Percussion polymath Zakir Hussain, the acknowledged living master of the tabla, seems to carry the quintessence of cool. His laid-back personal style makes him a favorite with aficionados who range from austere Indian classicists to jazzbos and jam-band groupies. The constituencies converged Thursday on the Berklee Performance Center to take in Hussain's Masters of Indian Percussion tour.

The emotional heart of the performance was its most orthodox segment. It paired Hussain with Ustad Sultan Khan, another Indian great, on the sarangi -- the wide-necked string instrument that, played with a bow, emits a textured voice like sound. Playing the evening raga Charukeshi, they established a teental, or sixteen-beat cycle; its straightforward 4-by-4 geometry gave Hussain, seconded on tabla by his brother Fazal Qureishi, ample space for increasing complexity.

The show's second half worked a rather different vein. While Hussain worked the tablas, a young sitar player, Niladri Kumar, moved from a classical development into guitar-like licks and technical fireworks. Meanwhile, another Hussain brother, Taufiq Qureishi, manned a Western drum kit, doing little more than keeping time on the hi-hat; later, he generated a beat from hard breaths, and then by slapping his cheek.

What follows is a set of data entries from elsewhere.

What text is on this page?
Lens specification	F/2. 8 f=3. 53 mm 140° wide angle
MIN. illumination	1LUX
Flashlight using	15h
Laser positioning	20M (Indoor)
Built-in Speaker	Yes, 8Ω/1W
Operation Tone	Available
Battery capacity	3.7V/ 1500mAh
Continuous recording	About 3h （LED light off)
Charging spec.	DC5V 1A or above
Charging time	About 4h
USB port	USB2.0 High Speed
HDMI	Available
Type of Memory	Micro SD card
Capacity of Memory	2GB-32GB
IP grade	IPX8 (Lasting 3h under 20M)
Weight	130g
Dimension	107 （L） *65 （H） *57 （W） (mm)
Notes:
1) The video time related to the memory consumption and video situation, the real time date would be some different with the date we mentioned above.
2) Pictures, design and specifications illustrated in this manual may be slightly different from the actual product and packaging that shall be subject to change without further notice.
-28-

The evening's greatest non sequiturs came at the end of each half, when a trio of folk dancers from the far northeastern state of Manipur delivered a brief sequence of hyper-kinetic drumming and acrobatics. The dancers, whose tradition has little to do with the night's North Indian orientation, deserved a separate show, rather than serving, as they did here, as an exotic footnote.